Warum ein Auslöser verspätet sichtbar wird
Ein Ereignis, das viele Haare gleichzeitig aus der Wachstums- in die Ruhephase schickt, zeigt sich nicht sofort. Wie lange es dauert, lässt sich an zwei belegten Zahlen ablesen. Die Übergangsphase zwischen Wachstum und Ruhe dauert 2 bis 4 Wochen (IQWiG, Stand 02.01.2023). Beim Haarausfall nach einer Geburt liegen zwischen Anlass und Ausfall 2 bis 4 Monate (Wolff et al., Deutsches Ärzteblatt International 2016). Beide Zahlen beschreiben unterschiedliche Vorgänge, und eine allgemeingültige Spanne für jeden Auslöser geben die geprüften Quellen nicht her.
Praktisch heißt das: Haare in der Bürste sind kein Befund. Zum Hinweis werden sie, wenn sich das Bild über Wochen hält, das Haar dünner wird oder die Kopfhaut an Stellen durchscheint, an denen sie es vorher nicht tat.
Die drei Ursachenstränge im direkten Vergleich
Die drei Stränge unterscheiden sich in dem, was ihnen zugrunde liegt. Sie unterscheiden sich aber auch darin, wie gut der Zusammenhang überhaupt belegt ist, und das ist der Punkt, der in Ratgebertexten meist untergeht. Die Tabelle stellt sie entlang derselben vier Kriterien gegenüber. Die dritte Zeile ist die unbequeme: Sie sagt nicht, was angenommen wird, sondern was die geprüften Quellen hergeben.
| Kriterium | Eisenhaushalt | Schilddrüsenfunktion | Veranlagung |
|---|---|---|---|
| Typisches Muster | Keine belegte Musterbeschreibung im verwendeten Quellenmaterial | Keine belegte Musterbeschreibung; Haarausfall steht dort als eines von mehreren unspezifischen Zeichen (IQWiG, 2024) | Erhaltene Stirnhaargrenze, Lichtung in der Kopfmitte nach allen Seiten (Bundesministerium für Gesundheit, 2025, Beitrag über Männer) |
| Was dazu gemessen wird | Ferritin | TSH, T3, T4 | Keine belegte Laboruntersuchung im verwendeten Quellenmaterial |
| Was die Quellen belegen | Ferritin gehört zur Labordiagnostik beim Haarausfall unbekannter Ursache (Wolff et al., 2016). Ein Ursache-Wirkungs-Zusammenhang ist nicht belegt und wird seit Jahren diskutiert (Almohanna et al., 2019) | Haarausfall steht in der Symptomliste der Schilddrüsenunterfunktion; die Beschwerden sind unspezifisch, die Zuordnung erfolgt über Bluttests (IQWiG, 2024) | Häufigste Form des Haarausfalls, Männer deutlich häufiger betroffen.
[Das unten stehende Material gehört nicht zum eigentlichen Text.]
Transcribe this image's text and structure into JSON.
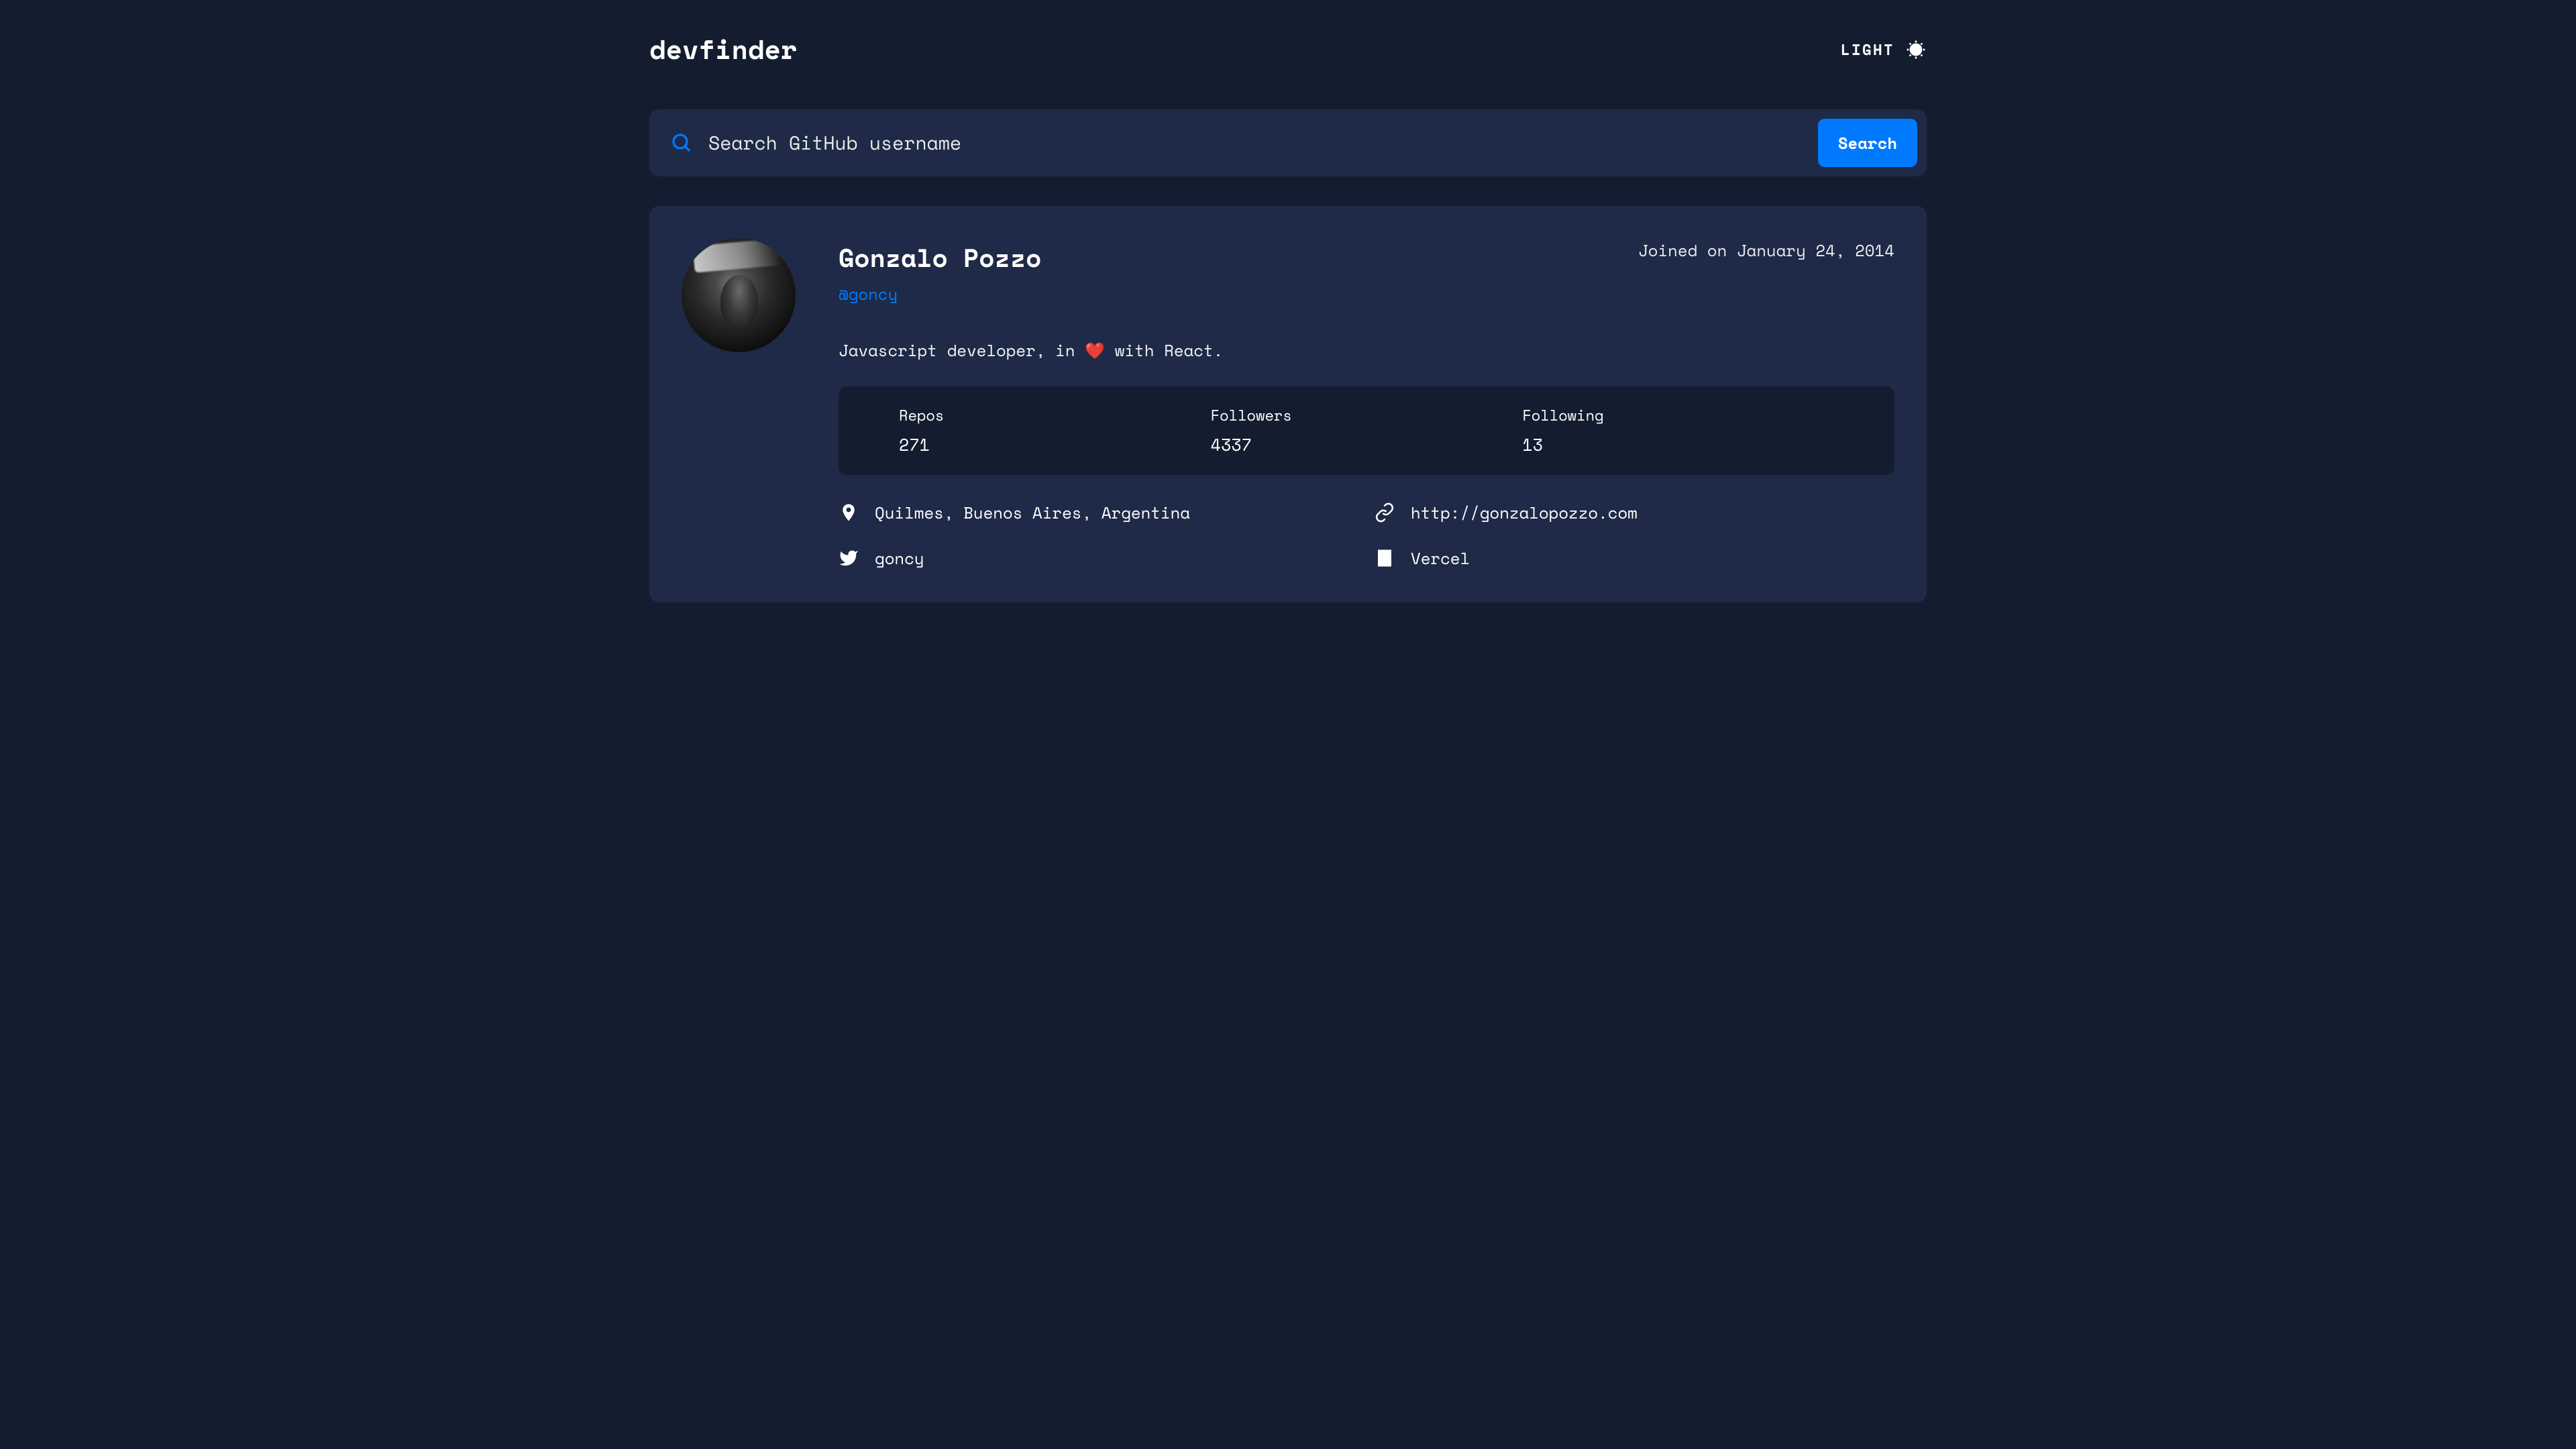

Als Ursache gilt eine Überempfindlichkeit der Haarfollikel gegenüber einer Form des Testosterons, kein Hormonüberschuss (Bundesministerium für Gesundheit, 2025, Beitrag über Männer) |
| Wer das feststellt | Ärztliche Praxis, über einen Laborwert | Ärztliche Praxis, über Blutwerte | Dermatologische Praxis, über Muster und Verlauf |
Zwei der drei Spalten tragen in der ersten Zeile keinen Eintrag. Das ist kein Versehen: Die geprüften Quellen beschreiben für Eisen und Schilddrüse kein eigenes Haarmuster. Nur zur Veranlagung gibt es eine Musterbeschreibung, und auch die stammt aus einer Quelle, die vom Mann handelt.
Der Eisenhaushalt – und was daran umstritten ist
„Haarausfall? Lass mal dein Eisen prüfen“ hören viele Frauen mehrfach, bevor sie den Satz hinterfragen. Er enthält zwei Aussagen, die nicht dasselbe bedeuten.
Die erste ist belegt. Ferritin, der Laborwert für den Eisenspeicher, gehört zur Labordiagnostik, wenn die Ursache unklar ist. So steht es bei Wolff, Fischer und Blume-Peytavi im Deutschen Ärzteblatt International (2016).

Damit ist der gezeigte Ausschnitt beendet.